Same image, different configuration. Adding a new domain is adding a new service block and creating the corresponding Qdrant collections. The agent code is identical — it connects to the collections it is told about and ignores everything else because everything else does not exist in its world.

What You Get from Isolation Beyond Hallucination Prevention

Containing each agent has benefits that go beyond retrieval accuracy.

Independent scaling. A healthcare agent handling heavy query volume does not compete for resources with a lightly-used construction agent. You scale containers independently based on actual demand per domain.

Isolated failures. If the legal agent crashes or enters a bad state, the construction and healthcare agents continue serving queries. A shared-context architecture often means a failure in one domain degrades the entire system.

Per-domain audit trails. Each container produces its own logs. When a compliance officer asks "show me every query the healthcare agent answered last month," you point at one container's logs. You do not parse a shared log to filter by domain after the fact.

Independent update cycles. Updating the healthcare knowledge base — adding new clinical guidelines, refreshing drug interaction data — does not require touching the construction agent. The Qdrant collection is updated, and the healthcare container picks up new vectors on the next query. Zero coordination with other domains.

The Collection Naming Convention

We use a strict naming convention for Qdrant collections that encodes the domain and data classification:

{domain}_{classification}

Where classification is one of:

  • public — sourced from approved external sources via the ingestion pipeline
  • enterprise — the customer's proprietary documents, loaded during onboarding

This convention is simple enough that it can be validated at startup. The agent reads its QDRANT_COLLECTIONS environment variable, splits on commas, and verifies each collection exists in Qdrant before accepting queries. If a collection is missing, the agent refuses to start rather than operating with incomplete knowledge.

When Agents Need to Talk to Each Other

Sometimes a query spans domains. A construction project manager asks about OSHA requirements that intersect with environmental regulations. The construction agent does not have environmental data.

The answer is not to give it access. The answer is a routing layer that sits in front of the agents.

The router receives the query, classifies it, and if necessary forwards it to multiple agents. Each agent answers from its own domain. The router merges the responses and presents a combined answer to the user. At no point does any single agent access another agent's collections. The cross-domain synthesis happens at the routing layer, which has no vector store access of its own — it only orchestrates.

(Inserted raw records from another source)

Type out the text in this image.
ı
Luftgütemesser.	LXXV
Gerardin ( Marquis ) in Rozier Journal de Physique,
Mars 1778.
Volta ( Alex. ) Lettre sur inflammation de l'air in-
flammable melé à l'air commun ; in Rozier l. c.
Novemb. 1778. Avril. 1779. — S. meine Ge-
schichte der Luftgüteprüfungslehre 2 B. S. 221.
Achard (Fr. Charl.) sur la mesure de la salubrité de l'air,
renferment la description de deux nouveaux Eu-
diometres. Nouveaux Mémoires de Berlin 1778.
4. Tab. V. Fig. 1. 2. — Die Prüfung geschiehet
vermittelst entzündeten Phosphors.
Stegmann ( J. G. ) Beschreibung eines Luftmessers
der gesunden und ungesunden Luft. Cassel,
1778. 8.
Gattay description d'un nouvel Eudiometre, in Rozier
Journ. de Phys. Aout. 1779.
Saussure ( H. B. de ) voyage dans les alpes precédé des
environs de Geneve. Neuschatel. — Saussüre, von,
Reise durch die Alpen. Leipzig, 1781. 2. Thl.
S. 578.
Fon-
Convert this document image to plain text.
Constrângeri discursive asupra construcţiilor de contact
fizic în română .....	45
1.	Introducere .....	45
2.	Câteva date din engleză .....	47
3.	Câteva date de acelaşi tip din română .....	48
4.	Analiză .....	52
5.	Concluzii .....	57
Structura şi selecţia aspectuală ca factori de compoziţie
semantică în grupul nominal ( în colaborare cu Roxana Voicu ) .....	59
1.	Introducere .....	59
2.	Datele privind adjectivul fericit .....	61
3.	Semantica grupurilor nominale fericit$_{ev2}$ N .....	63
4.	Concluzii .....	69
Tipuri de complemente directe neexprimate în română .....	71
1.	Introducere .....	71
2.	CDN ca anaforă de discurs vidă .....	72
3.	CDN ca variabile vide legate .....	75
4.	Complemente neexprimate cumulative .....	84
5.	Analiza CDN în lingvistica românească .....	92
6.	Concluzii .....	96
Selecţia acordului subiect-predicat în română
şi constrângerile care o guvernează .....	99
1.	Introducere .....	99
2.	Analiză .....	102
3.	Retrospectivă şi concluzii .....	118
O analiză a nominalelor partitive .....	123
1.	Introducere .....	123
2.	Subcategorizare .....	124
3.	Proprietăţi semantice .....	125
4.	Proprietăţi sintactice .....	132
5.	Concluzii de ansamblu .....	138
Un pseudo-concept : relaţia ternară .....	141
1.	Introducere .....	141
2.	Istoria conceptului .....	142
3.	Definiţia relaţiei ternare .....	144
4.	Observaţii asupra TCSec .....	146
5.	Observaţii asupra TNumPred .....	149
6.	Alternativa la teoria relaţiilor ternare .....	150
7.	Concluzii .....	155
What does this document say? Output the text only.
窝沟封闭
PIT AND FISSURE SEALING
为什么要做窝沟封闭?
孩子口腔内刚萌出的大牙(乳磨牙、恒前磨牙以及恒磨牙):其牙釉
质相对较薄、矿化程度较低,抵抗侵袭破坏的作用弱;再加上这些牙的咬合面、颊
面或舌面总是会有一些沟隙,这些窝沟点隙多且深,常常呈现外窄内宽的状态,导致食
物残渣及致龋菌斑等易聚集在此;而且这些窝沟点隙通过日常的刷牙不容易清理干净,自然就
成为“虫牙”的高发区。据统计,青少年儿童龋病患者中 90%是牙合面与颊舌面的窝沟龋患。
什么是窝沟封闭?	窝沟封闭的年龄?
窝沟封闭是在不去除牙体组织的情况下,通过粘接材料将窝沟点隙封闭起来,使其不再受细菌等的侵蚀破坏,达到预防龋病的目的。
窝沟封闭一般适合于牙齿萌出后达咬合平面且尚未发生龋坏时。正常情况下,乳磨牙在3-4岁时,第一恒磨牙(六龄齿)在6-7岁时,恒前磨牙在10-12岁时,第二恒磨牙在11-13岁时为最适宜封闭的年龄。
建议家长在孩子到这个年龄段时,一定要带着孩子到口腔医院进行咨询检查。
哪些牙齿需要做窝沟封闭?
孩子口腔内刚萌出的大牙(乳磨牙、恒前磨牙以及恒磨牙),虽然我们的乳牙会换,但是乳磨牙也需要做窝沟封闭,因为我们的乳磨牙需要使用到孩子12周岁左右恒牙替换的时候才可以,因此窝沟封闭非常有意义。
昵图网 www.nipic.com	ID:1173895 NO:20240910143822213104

This preserves the isolation guarantee while still handling multi-domain queries. And it produces a clear audit trail: the router log shows which agents were consulted, and each agent's log shows what it retrieved and generated.

The Principle

The broader principle is worth stating explicitly: context boundaries should be enforced by infrastructure, not by prompts. A system prompt that says "only answer questions about construction" is a suggestion to the LLM. A container that can only reach construction collections is a fact about the system.

In regulated environments, the distinction between a suggestion and a fact is the distinction between a policy and a control. Auditors want controls.

Each agent runs in its own Docker container with access limited to its designated Qdrant collections via environment configuration. Cross-domain retrieval is architecturally impossible — not filtered, not discouraged, but unreachable. Multi-domain queries are handled by a routing layer that orchestrates responses from isolated agents without granting any agent access beyond its own domain.

This is the same design philosophy as the network isolation we use for keeping enterprise data off the internet — enforce the boundary at the infrastructure layer, and the compliance story tells itself.